How to Combine Multiple Nested SQL tables into one?

First of all, I should preface this by letting you know that I'm a SQL novice - I've never really used SQL Server before and what I'd like to do must be quite rare or challenging because I've been unable to find any relevant answers on StackOverflow or Google.

I'd really, really appreciate your help on this. In the meantime, I myself am currently trying to improve my SQL knowledge and unearth a way to tackle this - but let's get straight to the point

I'm currently in possession of a SQL Server (which I browse through SQL Server Management Studio) with 4 tables. Everything's in Greek so no point in writing the real names. The point is that each row in Table 1 is associated with multiple rows in Table 2, which in turn is associated with multiple rows in Table 3, which in turn is associated with multiple rows in Table 4

My task is to perform AI/Machine Learning on this multi-instance multi-label problem, but to do that, I have to make it so there is only 1 table containing all the information of all tables.
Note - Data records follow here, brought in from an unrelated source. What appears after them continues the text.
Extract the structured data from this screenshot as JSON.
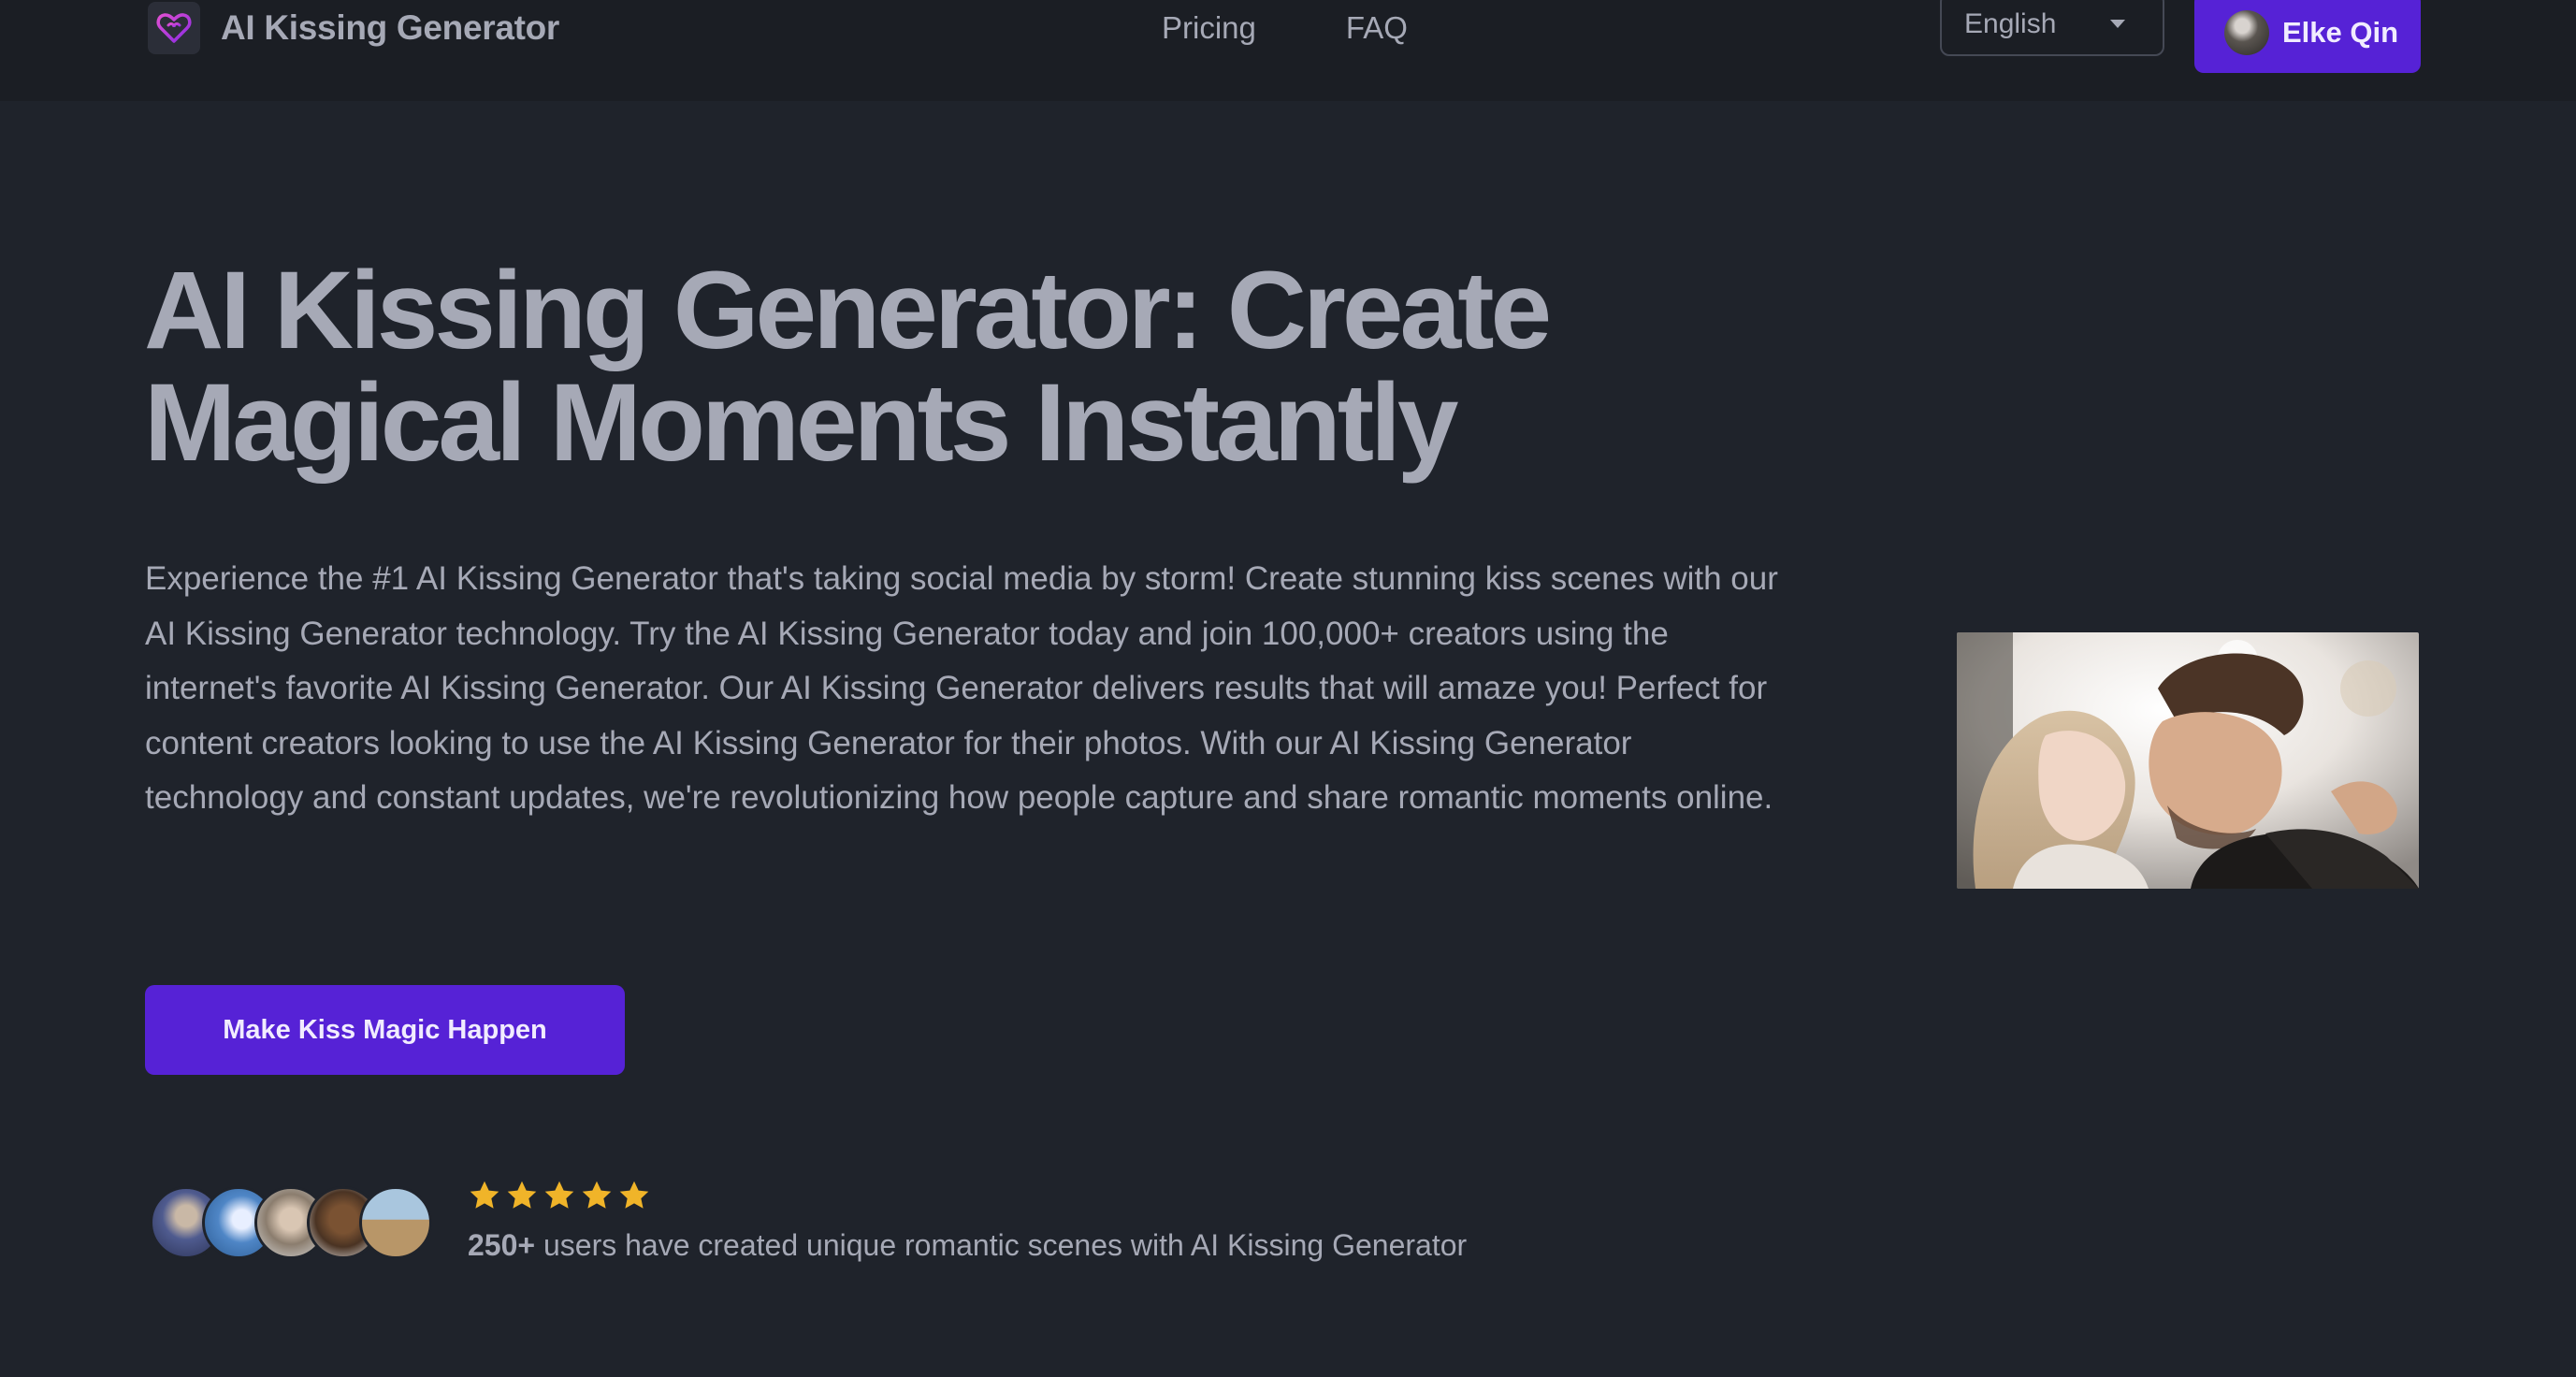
{
  "header": {
    "brand_name": "AI Kissing Generator",
    "logo_icon": "heart-logo-icon",
    "nav": [
      {
        "label": "Pricing"
      },
      {
        "label": "FAQ"
      }
    ],
    "language": {
      "selected": "English",
      "icon": "chevron-down-icon"
    },
    "user": {
      "name": "Elke Qin"
    }
  },
  "hero": {
    "title": "AI Kissing Generator: Create Magical Moments Instantly",
    "description": "Experience the #1 AI Kissing Generator that's taking social media by storm! Create stunning kiss scenes with our AI Kissing Generator technology. Try the AI Kissing Generator today and join 100,000+ creators using the internet's favorite AI Kissing Generator. Our AI Kissing Generator delivers results that will amaze you! Perfect for content creators looking to use the AI Kissing Generator for their photos. With our AI Kissing Generator technology and constant updates, we're revolutionizing how people capture and share romantic moments online.",
    "cta_label": "Make Kiss Magic Happen",
    "social_proof": {
      "rating_stars": 5,
      "count": "250+",
      "text": " users have created unique romantic scenes with AI Kissing Generator"
    }
  },
  "colors": {
    "background": "#1f232b",
    "header_background": "#1b1e24",
    "accent": "#5622d6",
    "text": "#a6a9b6",
    "star": "#f0b429"
  }
}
SQL Server database structure:

  • 4 Tables

  • 3.75 GB

Table 1:

  • Holds information about tasks

  • 100 columns

  • 400,000 rows

  • ID
    is connected to table 2's

Table 2:

  • Each task has multiple sub-tasks (which is what this table holds)

  • 11 columns

  • 2,500,000 rows

  • ID
    is connected to table 3's

Table 3:

  • Each sub-task requires things to be bought or changed or thrown away (held in this table)

  • 8 columns

  • 17,000,000 rows

  • Material_ID
    connected to table 4's

Table 4:

  • Each material has a certain cost and stuff (held in this table)

  • 12 columns

  • 3,700 rows

The way I see it, maybe it needs to happen in stages starting from the bottom to top.
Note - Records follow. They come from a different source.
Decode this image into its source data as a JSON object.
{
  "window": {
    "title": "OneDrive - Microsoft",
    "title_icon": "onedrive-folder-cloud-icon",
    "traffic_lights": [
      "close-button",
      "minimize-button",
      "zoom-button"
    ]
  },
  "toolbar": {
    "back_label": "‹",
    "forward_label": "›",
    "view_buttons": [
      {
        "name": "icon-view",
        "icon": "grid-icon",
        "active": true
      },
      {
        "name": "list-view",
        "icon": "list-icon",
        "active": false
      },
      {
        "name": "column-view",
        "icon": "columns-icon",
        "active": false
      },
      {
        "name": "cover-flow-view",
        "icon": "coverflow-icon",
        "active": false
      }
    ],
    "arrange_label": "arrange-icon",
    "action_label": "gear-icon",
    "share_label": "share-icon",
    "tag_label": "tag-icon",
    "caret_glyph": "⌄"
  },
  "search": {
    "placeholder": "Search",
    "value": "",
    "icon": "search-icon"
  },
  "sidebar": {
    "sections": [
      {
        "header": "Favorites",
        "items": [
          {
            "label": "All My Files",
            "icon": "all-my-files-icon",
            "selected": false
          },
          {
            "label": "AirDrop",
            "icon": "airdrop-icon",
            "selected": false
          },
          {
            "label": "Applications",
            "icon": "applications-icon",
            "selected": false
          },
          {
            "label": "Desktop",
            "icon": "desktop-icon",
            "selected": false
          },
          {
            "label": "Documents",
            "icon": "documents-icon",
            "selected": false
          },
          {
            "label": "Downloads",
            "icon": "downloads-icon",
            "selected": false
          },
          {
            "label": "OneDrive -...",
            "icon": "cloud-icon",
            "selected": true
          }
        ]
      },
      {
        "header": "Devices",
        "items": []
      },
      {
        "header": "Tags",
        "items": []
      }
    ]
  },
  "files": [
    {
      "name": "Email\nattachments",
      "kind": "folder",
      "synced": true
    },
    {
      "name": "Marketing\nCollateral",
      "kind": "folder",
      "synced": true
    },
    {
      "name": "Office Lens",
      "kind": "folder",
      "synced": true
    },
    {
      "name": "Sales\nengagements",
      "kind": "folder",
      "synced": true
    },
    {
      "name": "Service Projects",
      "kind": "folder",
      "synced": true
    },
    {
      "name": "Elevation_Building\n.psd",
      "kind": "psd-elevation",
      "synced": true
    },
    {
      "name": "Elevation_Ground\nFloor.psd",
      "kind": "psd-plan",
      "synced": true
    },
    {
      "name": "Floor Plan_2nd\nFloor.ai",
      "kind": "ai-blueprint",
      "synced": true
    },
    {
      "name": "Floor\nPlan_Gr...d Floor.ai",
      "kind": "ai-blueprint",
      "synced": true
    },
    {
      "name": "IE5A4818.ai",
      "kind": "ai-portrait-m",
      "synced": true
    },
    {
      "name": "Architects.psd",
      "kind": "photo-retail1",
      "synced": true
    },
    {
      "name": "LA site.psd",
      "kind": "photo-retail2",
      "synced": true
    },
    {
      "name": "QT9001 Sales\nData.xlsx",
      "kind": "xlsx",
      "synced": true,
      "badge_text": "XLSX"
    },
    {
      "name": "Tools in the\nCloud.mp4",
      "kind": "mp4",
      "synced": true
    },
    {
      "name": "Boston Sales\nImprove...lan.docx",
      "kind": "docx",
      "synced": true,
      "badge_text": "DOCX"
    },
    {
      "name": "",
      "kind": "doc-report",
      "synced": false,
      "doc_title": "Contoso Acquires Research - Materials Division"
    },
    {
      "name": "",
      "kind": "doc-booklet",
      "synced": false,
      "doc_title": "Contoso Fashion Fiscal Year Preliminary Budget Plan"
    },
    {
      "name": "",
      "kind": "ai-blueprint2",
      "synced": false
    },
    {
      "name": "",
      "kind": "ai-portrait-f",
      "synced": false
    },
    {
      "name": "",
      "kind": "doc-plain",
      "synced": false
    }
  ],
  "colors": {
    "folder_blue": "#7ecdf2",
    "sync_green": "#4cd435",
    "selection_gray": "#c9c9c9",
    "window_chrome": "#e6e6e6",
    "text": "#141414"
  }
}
For each row in table 3, there are many associated rows in table 4; hence, each row in table 3 is inserted in a new table as many times as the number of rows associated with it in table 4.

This means that a lot of the information will be duplicated and the 3.75GB will become much bigger, but that's normal and is what the problem needs.
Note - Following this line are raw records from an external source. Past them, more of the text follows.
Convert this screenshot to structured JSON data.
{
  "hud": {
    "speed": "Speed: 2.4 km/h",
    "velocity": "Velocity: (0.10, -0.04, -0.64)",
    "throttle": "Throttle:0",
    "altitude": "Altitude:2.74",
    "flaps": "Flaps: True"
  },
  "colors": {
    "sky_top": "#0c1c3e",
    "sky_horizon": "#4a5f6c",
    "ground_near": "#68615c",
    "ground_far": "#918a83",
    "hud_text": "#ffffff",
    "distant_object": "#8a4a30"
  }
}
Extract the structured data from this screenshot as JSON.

After this happens for table 3 and 4, same thing needs to happen for table 2, and then for table 1. Note that a couple of columns from each table have to not be included in the final table. As I understand it, the only thing this changes is the use of each column's name in the "Select" instead of the asterisk (*). Lastly, remember that I need to actually create a new table because it needs to occur only once and stay available for months to be read by machine learning programs (WEKA, R, etc) and programming libraries (Accord.NET, etc)

The thing is.. how can I combine all these tables into one table that persists?

If I've neglected to share any needed information, please inform me and I shall do so as soon as I see the message.


You use joins to get the information. Tehcnically, you can do something like

JOIN Table2 ON Table1.Table2Id = Table1.ID
JOIN Table3 ON Table2.Table3Id = Table3.ID

Etc. But, you end up with repeats that can mess things up, so you are better to only select the columns you require. The joins here are one way, and will exclude nulls, so you might need other types of joins. The most information comes from a cross join, but it makes a Cartesian product of all of the tables involved, so you have the potential of getting more back than what you require.

Here is a link that explains joins in T-SQL: http://www.techonthenet.com/sql_server/joins.php

It is a good place to get started and may answer your question with a little bit of experimentation on your part.